Et le lendemain, ils étaient là, debout près de leurs valises, à attendre que l’on vienne les cueillir. Pourquoi au moins quatre-vingt pour cent de ceux que nous avions prévenus ne se sont pas enfuis ? Pourquoi ? Certains avaient même été alertés par deux policiers différents. Pourquoi ?
Un matin, entre six et sept heures, avec un inspecteur, nous avons conseillé à onze familles de fuir. Elles avaient quatre heures de sursis. Quatre heures, au moins dans un premier temps, au moins pour changer de domicile. Nous avons prononcé les mots de déportation, camps de concentration en Allemagne. Tous ont dit : ‘Merci, nous partons sur le champ’. Quatre heures plus tard, aucun n’avait bougé. Pourquoi ? »
Ce que nous savons aujourd’hui, contre toute idée reçue, c’est que de nombreux policiers l’ont imité, contribuant à éviter que les Juifs français connaissent des taux de déportation frôlant les 100%, comme ailleurs en Europe. Ce qui est sûr c’est que sur les 4100 Justes français, 57 sont des policiers : un pourcentage sensiblement supérieur à celui de la moyenne de la population. Comment méconnaître aujourd’hui de belles figures comme le gardien de la paix parisien Théophile Larue, qui avec son épouse sauva des familles entières. Ou le gardien Pierre Marie Dumoulin qui, au sauvetage des Juifs alliait un singulier courage au combat : il mourut fusillé à Vincennes en août 1944. Tel encore le commissaire résistant Jean Phillipe de Toulouse, assassiné en déportation et auteur d’une courageuse lettre dans laquelle il dit refuser « de persécuter les israélites dans le cadre d’une politique qui n’est pas conforme à (son) idéal ». Tel aussi le secrétaire de police Alfred Thimmesch de Voiron, qui meurt en déportation pour avoir établi de nombreux faux-papiers au profit de fugitifs juifs. Sans oublier l’admirable groupe des policiers nancéens qui fit échouer toutes les rafles ou le gardien du Puy Marcel Fachaux et son épouse : « tout Juif qui a survécu au Puy doit sa vie à Marcel Fachaux » (Agathe Singer).

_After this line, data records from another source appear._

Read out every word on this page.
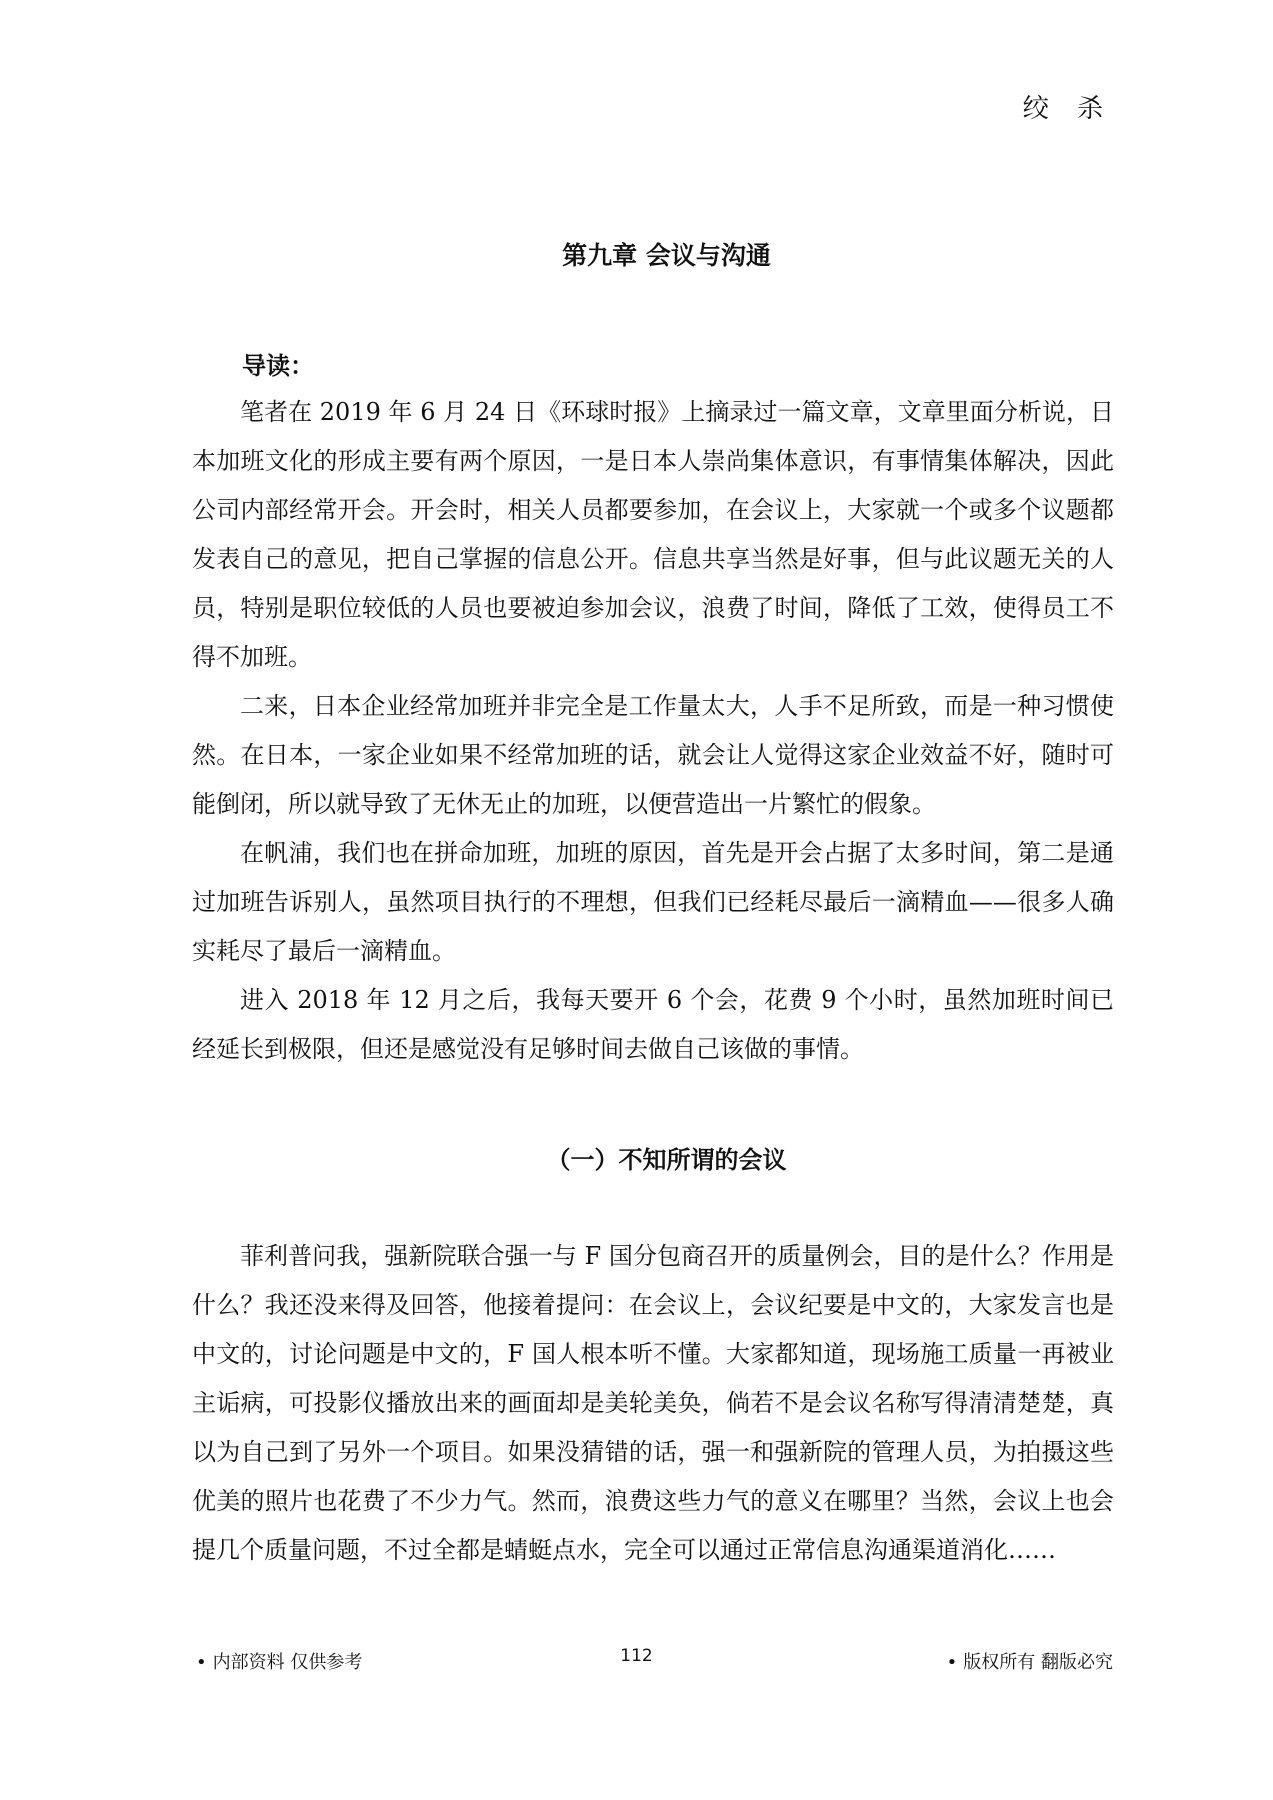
绞 杀
第九章 会议与沟通
导读：

笔者在 2019 年 6 月 24 日《环球时报》上摘录过一篇文章，文章里面分析说，日本加班文化的形成主要有两个原因，一是日本人崇尚集体意识，有事情集体解决，因此公司内部经常开会。开会时，相关人员都要参加，在会议上，大家就一个或多个议题都发表自己的意见，把自己掌握的信息公开。信息共享当然是好事，但与此议题无关的人员，特别是职位较低的人员也要被迫参加会议，浪费了时间，降低了工效，使得员工不得不加班。

二来，日本企业经常加班并非完全是工作量太大，人手不足所致，而是一种习惯使然。在日本，一家企业如果不经常加班的话，就会让人觉得这家企业效益不好，随时可能倒闭，所以就导致了无休无止的加班，以便营造出一片繁忙的假象。

在帆浦，我们也在拼命加班，加班的原因，首先是开会占据了太多时间，第二是通过加班告诉别人，虽然项目执行的不理想，但我们已经耗尽最后一滴精血——很多人确实耗尽了最后一滴精血。

进入 2018 年 12 月之后，我每天要开 6 个会，花费 9 个小时，虽然加班时间已经延长到极限，但还是感觉没有足够时间去做自己该做的事情。

（一）不知所谓的会议

菲利普问我，强新院联合强一与 F 国分包商召开的质量例会，目的是什么？作用是什么？我还没来得及回答，他接着提问：在会议上，会议纪要是中文的，大家发言也是中文的，讨论问题是中文的，F 国人根本听不懂。大家都知道，现场施工质量一再被业主诟病，可投影仪播放出来的画面却是美轮美奂，倘若不是会议名称写得清清楚楚，真以为自己到了另外一个项目。如果没猜错的话，强一和强新院的管理人员，为拍摄这些优美的照片也花费了不少力气。然而，浪费这些力气的意义在哪里？当然，会议上也会提几个质量问题，不过全都是蜻蜓点水，完全可以通过正常信息沟通渠道消化……

• 内部资料 仅供参考	112	• 版权所有 翻版必究
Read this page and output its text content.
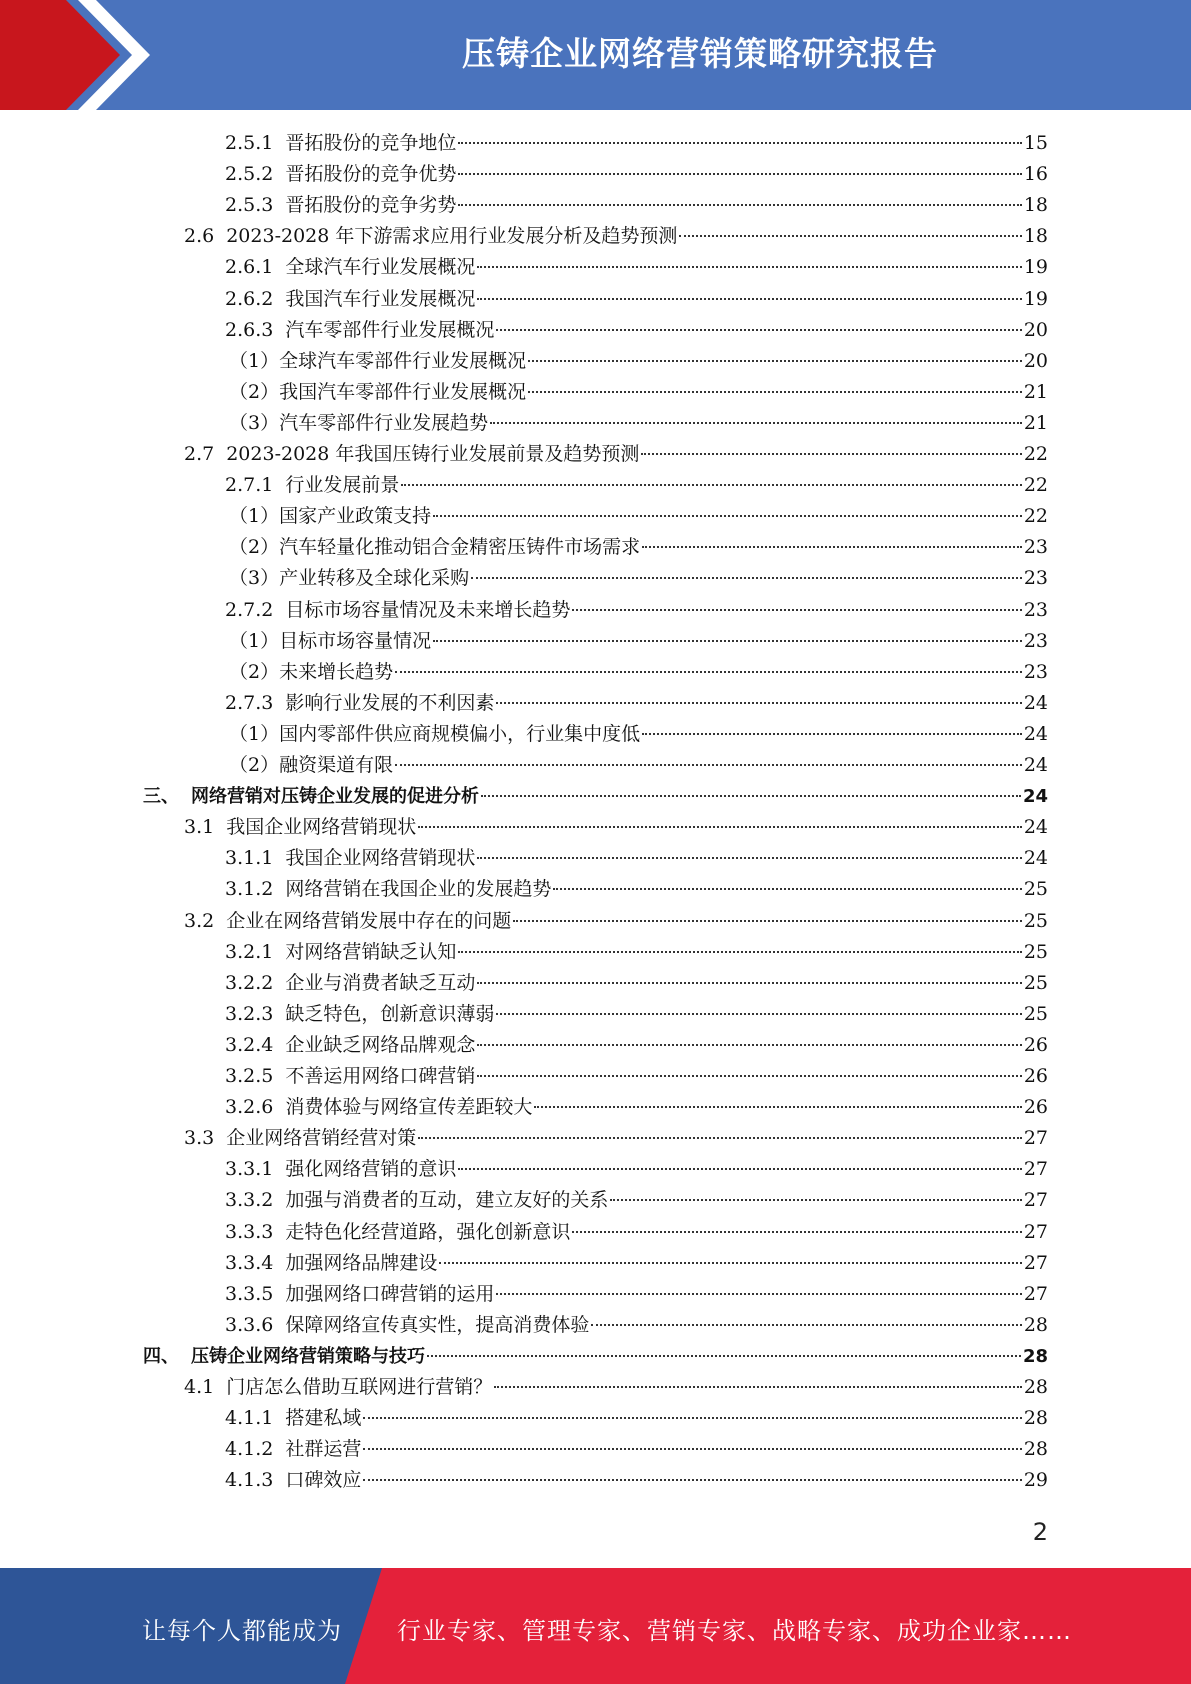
压铸企业网络营销策略研究报告
2.5.1 晋拓股份的竞争地位	15
2.5.2 晋拓股份的竞争优势	16
2.5.3 晋拓股份的竞争劣势	18
2.6 2023-2028 年下游需求应用行业发展分析及趋势预测	18
2.6.1 全球汽车行业发展概况	19
2.6.2 我国汽车行业发展概况	19
2.6.3 汽车零部件行业发展概况	20
（1） 全球汽车零部件行业发展概况	20
（2） 我国汽车零部件行业发展概况	21
（3） 汽车零部件行业发展趋势	21
2.7 2023-2028 年我国压铸行业发展前景及趋势预测	22
2.7.1 行业发展前景	22
（1） 国家产业政策支持	22
（2） 汽车轻量化推动铝合金精密压铸件市场需求	23
（3） 产业转移及全球化采购	23
2.7.2 目标市场容量情况及未来增长趋势	23
（1） 目标市场容量情况	23
（2） 未来增长趋势	23
2.7.3 影响行业发展的不利因素	24
（1） 国内零部件供应商规模偏小，行业集中度低	24
（2） 融资渠道有限	24
三、 网络营销对压铸企业发展的促进分析	24
3.1 我国企业网络营销现状	24
3.1.1 我国企业网络营销现状	24
3.1.2 网络营销在我国企业的发展趋势	25
3.2 企业在网络营销发展中存在的问题	25
3.2.1 对网络营销缺乏认知	25
3.2.2 企业与消费者缺乏互动	25
3.2.3 缺乏特色，创新意识薄弱	25
3.2.4 企业缺乏网络品牌观念	26
3.2.5 不善运用网络口碑营销	26
3.2.6 消费体验与网络宣传差距较大	26
3.3 企业网络营销经营对策	27
3.3.1 强化网络营销的意识	27
3.3.2 加强与消费者的互动，建立友好的关系	27
3.3.3 走特色化经营道路，强化创新意识	27
3.3.4 加强网络品牌建设	27
3.3.5 加强网络口碑营销的运用	27
3.3.6 保障网络宣传真实性，提高消费体验	28
四、 压铸企业网络营销策略与技巧	28
4.1 门店怎么借助互联网进行营销？	28
4.1.1 搭建私域	28
4.1.2 社群运营	28
4.1.3 口碑效应	29
2
让每个人都能成为 行业专家、管理专家、营销专家、战略专家、成功企业家……
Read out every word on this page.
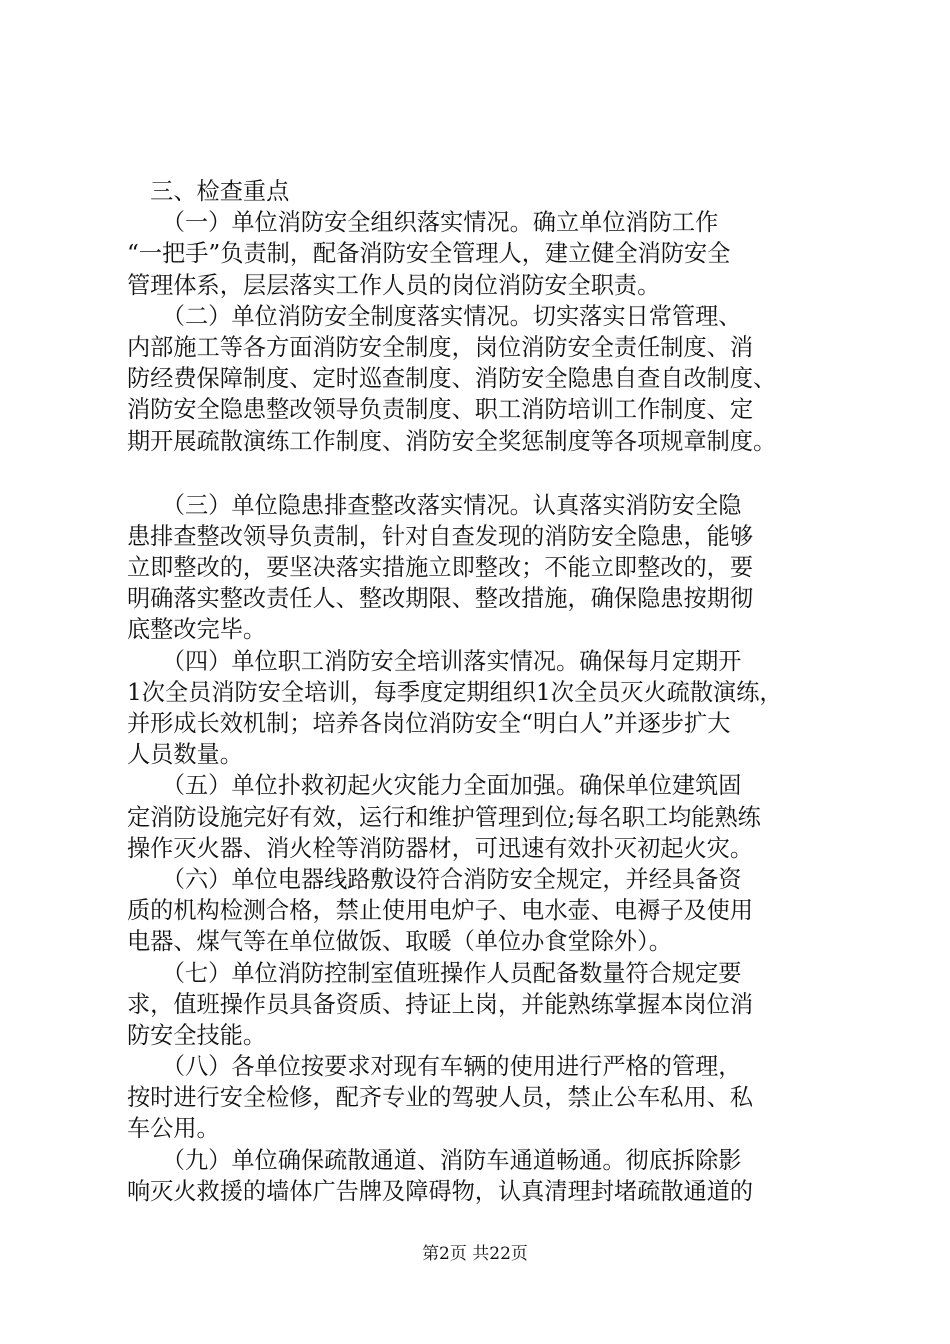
　三、检查重点
　　（一）单位消防安全组织落实情况。确立单位消防工作
“一把手”负责制，配备消防安全管理人，建立健全消防安全
管理体系，层层落实工作人员的岗位消防安全职责。
　　（二）单位消防安全制度落实情况。切实落实日常管理、
内部施工等各方面消防安全制度，岗位消防安全责任制度、消
防经费保障制度、定时巡查制度、消防安全隐患自查自改制度、
消防安全隐患整改领导负责制度、职工消防培训工作制度、定
期开展疏散演练工作制度、消防安全奖惩制度等各项规章制度。
　　（三）单位隐患排查整改落实情况。认真落实消防安全隐
患排查整改领导负责制，针对自查发现的消防安全隐患，能够
立即整改的，要坚决落实措施立即整改；不能立即整改的，要
明确落实整改责任人、整改期限、整改措施，确保隐患按期彻
底整改完毕。
　　（四）单位职工消防安全培训落实情况。确保每月定期开
1次全员消防安全培训，每季度定期组织1次全员灭火疏散演练，
并形成长效机制；培养各岗位消防安全“明白人”并逐步扩大
人员数量。
　　（五）单位扑救初起火灾能力全面加强。确保单位建筑固
定消防设施完好有效，运行和维护管理到位;每名职工均能熟练
操作灭火器、消火栓等消防器材，可迅速有效扑灭初起火灾。
　　（六）单位电器线路敷设符合消防安全规定，并经具备资
质的机构检测合格，禁止使用电炉子、电水壶、电褥子及使用
电器、煤气等在单位做饭、取暖（单位办食堂除外）。
　　（七）单位消防控制室值班操作人员配备数量符合规定要
求，值班操作员具备资质、持证上岗，并能熟练掌握本岗位消
防安全技能。
　　（八）各单位按要求对现有车辆的使用进行严格的管理，
按时进行安全检修，配齐专业的驾驶人员，禁止公车私用、私
车公用。
　　（九）单位确保疏散通道、消防车通道畅通。彻底拆除影
响灭火救援的墙体广告牌及障碍物，认真清理封堵疏散通道的
第2页 共22页
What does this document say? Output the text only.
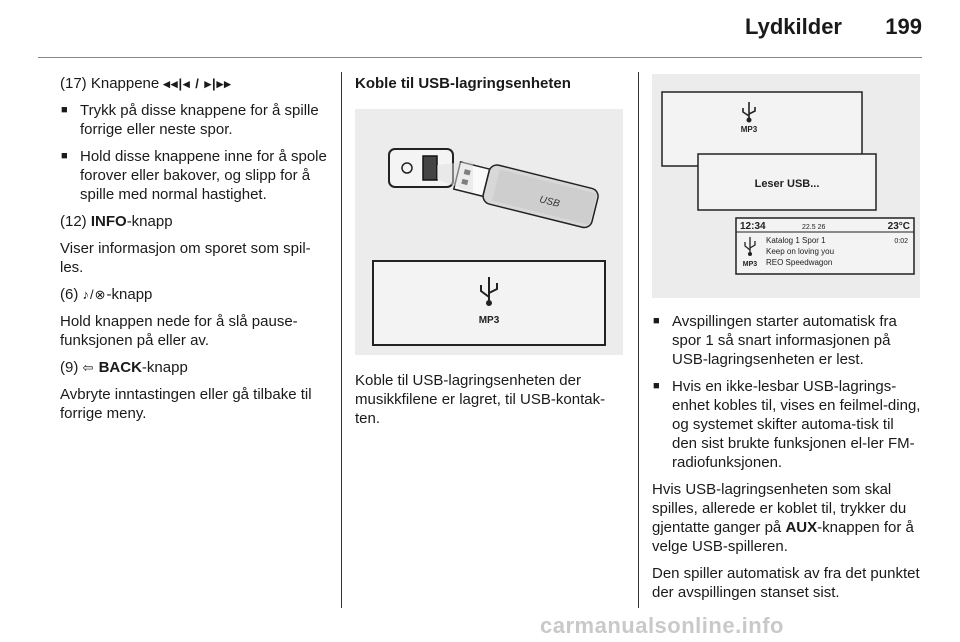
Lydkilder 199

(17) Knappene ◂◂|◂ / ▸|▸▸

■ Trykk på disse knappene for å spille forrige eller neste spor.
■ Hold disse knappene inne for å spole forover eller bakover, og slipp for å spille med normal hastighet.

(12) INFO-knapp

Viser informasjon om sporet som spil-les.

(6) ♪/⊗-knapp

Hold knappen nede for å slå pause-funksjonen på eller av.

(9) ⇦ BACK-knapp

Avbryte inntastingen eller gå tilbake til forrige meny.

Koble til USB-lagringsenheten
USB
MP3

Koble til USB-lagringsenheten der musikkfilene er lagret, til USB-kontak-ten.

MP3
Leser USB...
12:34	22.5 26	23°C
MP3
Katalog 1 Spor 1	0:02
Keep on loving you
REO Speedwagon
■ Avspillingen starter automatisk fra spor 1 så snart informasjonen på USB-lagringsenheten er lest.
■ Hvis en ikke-lesbar USB-lagrings-enhet kobles til, vises en feilmel-ding, og systemet skifter automa-tisk til den sist brukte funksjonen el-ler FM-radiofunksjonen.

Hvis USB-lagringsenheten som skal spilles, allerede er koblet til, trykker du gjentatte ganger på AUX-knappen for å velge USB-spilleren.

Den spiller automatisk av fra det punktet der avspillingen stanset sist.

carmanualsonline.info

Des policiers ont contribué à arrêter des Juifs : leur action a été engagée par des responsables blanchis de leurs méfaits, tels les politiques, ou René Bousquet et Amédée Bussière. Et d’autres groupes sociaux, oubliés, ont concouru autant qu’eux à l’horreur : les agents des chemins de fer ou les conducteurs de bus, l’administration préfectorale, les gendarmes et tous ceux pour lesquels les Juifs étaient des « étrangers » asociaux, à refouler du pays. Aujourd’hui on n’en retient que les policiers, les boucs émissaires les plus faciles… Et ce sont finalement les victimes elles-mêmes qui rendront justice aux policiers et gendarmes qui ont largement contribué aux sauvetages.
[1] Le Rouge-gorge, pseudonyme de Robert Bernadac au réseau L’Alliance dont il fut un des radios.